Laparoscopic Adrenalectomy for Large Incidentalomas: A Challenge or a Routine?

Program: Abstracts - Orals, Featured Poster Presentations, and Posters
Session: MON 1-36-Adrenal Incidentaloma & Carcinoma
Clinical
Monday, June 17, 2013: 1:45 PM-3:45 PM
Expo Halls ABC (Moscone Center)

Poster Board MON-16
Diego Vicente*1, Umberto Maestroni2, Paolo Del Rio2, Francesco Ziglioli3, Francesco Dinale3, Davide Campobasso3, Stefania Ferretti3, Alexander Stojadinovic4 and Itzhak Avital5
1Walter Reed National Military Medical Center, 2University Hospital of Parma, 3University Hospital of Parma, Italy, 4Walter Reed National Military Medical Center, Bethesda, MD, 5Bon Secours Cancer Institute, Richmond, VA
Laparoscopic Adrenalectomy for Large Incidentalomas: A Challenge or a Routine?

U. Maestroni1, D. Vicente2, P. Del Rio1, F. Ziglioli1, F. Dinale1, D. Campobasso1, S. Ferretti1, A. Stojadinovic,3,4,  I. Avital5

 1 Department of Surgery -University Hospital of Parma

2 Department of Surgery, Walter Reed National Military Medical Center, Bethesda, MD

3 United States Military Cancer Institute, Bethesda, MD

4 Uniformed Services University of the Health Sciences, Bethesda, MD

5 Bon Secours Cancer Institute, Richmond, VA

BACKGROUND: The incidence of adrenal incidentaloma (>1 cm) on radiological imaging is ~5%, while the incidence reported in autopsy series is ~9%. Laparoscopic adrenalectomy is generally recommended for benign masses and pheochromocytoma. For many years laparoscopic adrenalectomy was not indicated for adrenal masses >4 cm, as risk of malignancy exceeds 25% in masses ≥6 cm, and risk of laparoscopic resection increases with tumor size. Our prospective series compares laparoscopic adrenalectomy for both small with large-sized tumors.

METHODS: Outcomes [OR and hospital time; operative blood loss(EBL); 30-day morbidity; re-operation] were compared by tumor size (< vs. ≥ 4cm) for consecutive laparoscopic adrenalectomies performed from 2009 to 2012 (n=77).

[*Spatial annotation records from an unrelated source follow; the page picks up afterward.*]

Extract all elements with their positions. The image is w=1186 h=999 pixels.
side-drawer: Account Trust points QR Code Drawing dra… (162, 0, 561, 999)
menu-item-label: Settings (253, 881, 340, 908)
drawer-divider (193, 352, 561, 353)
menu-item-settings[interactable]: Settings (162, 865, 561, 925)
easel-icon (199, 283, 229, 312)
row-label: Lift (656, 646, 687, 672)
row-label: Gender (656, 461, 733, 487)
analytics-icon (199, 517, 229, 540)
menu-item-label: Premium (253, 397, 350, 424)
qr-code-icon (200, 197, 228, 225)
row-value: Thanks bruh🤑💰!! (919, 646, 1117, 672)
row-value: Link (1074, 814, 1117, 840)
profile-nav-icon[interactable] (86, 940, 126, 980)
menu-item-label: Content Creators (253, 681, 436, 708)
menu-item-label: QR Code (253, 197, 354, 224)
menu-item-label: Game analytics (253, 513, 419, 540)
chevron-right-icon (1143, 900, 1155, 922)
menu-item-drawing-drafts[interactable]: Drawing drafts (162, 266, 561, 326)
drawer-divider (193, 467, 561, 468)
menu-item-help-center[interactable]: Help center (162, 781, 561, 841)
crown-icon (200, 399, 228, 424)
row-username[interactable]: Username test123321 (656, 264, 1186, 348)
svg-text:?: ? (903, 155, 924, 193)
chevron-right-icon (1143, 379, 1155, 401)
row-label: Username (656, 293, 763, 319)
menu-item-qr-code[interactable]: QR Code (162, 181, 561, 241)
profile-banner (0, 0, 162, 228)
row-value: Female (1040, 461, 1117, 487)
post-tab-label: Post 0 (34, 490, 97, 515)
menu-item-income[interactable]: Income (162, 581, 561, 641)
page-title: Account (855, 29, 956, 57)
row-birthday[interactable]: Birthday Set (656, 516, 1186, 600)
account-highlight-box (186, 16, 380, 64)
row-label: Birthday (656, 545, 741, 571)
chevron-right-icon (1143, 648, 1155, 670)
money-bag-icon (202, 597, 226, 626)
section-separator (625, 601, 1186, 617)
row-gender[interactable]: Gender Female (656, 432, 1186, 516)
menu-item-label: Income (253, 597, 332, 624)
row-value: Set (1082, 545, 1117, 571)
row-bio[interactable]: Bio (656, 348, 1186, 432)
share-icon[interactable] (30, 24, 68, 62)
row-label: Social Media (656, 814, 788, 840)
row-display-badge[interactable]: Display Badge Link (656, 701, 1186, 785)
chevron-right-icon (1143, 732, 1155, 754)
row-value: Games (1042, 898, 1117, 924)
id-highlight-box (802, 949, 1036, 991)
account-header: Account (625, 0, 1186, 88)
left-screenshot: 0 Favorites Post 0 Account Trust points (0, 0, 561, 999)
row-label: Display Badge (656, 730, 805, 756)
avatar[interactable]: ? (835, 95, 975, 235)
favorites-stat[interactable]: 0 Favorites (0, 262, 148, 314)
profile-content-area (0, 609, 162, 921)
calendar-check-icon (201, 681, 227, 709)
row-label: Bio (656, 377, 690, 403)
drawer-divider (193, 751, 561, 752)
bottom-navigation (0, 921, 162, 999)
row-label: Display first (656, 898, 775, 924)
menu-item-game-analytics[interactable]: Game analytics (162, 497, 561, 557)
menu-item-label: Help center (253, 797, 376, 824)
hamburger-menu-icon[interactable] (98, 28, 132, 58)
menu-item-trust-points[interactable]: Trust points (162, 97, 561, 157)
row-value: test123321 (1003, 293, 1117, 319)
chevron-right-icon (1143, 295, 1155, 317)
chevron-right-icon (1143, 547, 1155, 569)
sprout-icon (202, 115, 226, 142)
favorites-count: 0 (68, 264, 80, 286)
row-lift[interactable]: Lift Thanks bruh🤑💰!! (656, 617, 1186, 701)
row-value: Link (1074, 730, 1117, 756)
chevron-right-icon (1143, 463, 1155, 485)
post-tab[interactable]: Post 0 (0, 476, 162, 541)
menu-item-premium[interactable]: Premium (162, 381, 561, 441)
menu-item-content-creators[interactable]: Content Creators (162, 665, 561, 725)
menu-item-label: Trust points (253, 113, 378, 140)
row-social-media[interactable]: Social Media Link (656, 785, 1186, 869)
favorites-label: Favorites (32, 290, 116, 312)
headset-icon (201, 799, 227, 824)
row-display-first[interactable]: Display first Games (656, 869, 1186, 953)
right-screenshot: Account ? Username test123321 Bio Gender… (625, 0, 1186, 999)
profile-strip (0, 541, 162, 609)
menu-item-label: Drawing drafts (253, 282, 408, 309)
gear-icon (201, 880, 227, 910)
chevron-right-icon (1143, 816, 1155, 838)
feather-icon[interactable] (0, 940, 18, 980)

RESULTS: Fifty and 27 patients had tumors <4 and ≥ 4cm, respectively. In the ≥ 4cm group, 10 tumors were >6cm in size (largest=14cm). Mean OR time varied by size and laterality: <4cm, right vs. left: 130 vs. 102 minutes; ≥4cm, right vs. left: 135 vs. 116 minutes. Mean EBL for tumors <4 and ≥ 4cm was 30 and 50 ml, respectively. Two(2.6%) cases were converted to open adrenalectomy. Morbidity(5.2%) included pneumothorax (n=2) and post-operative bleeding (n=2). All patients were discharged home on post-operative day 3; there were no re-operations. Pathology by size was: <4cm, adenoma, pheochromocytoma, neuroblastoma, metastasis; ≥4cm, adenoma, pheochromocytoma, myelolipoma, adrenocortical carcinoma, metastasis.

CONCLUSION: Laparoscopic adrenalectomy is safe and effective in incidental tumors ≥4cm. Size of incidentaloma is not a contraindication to the laparoscopic approach. The only absolute contraindication is involvement of surrounding structures that can be readily ascertained by cross-sectional imaging.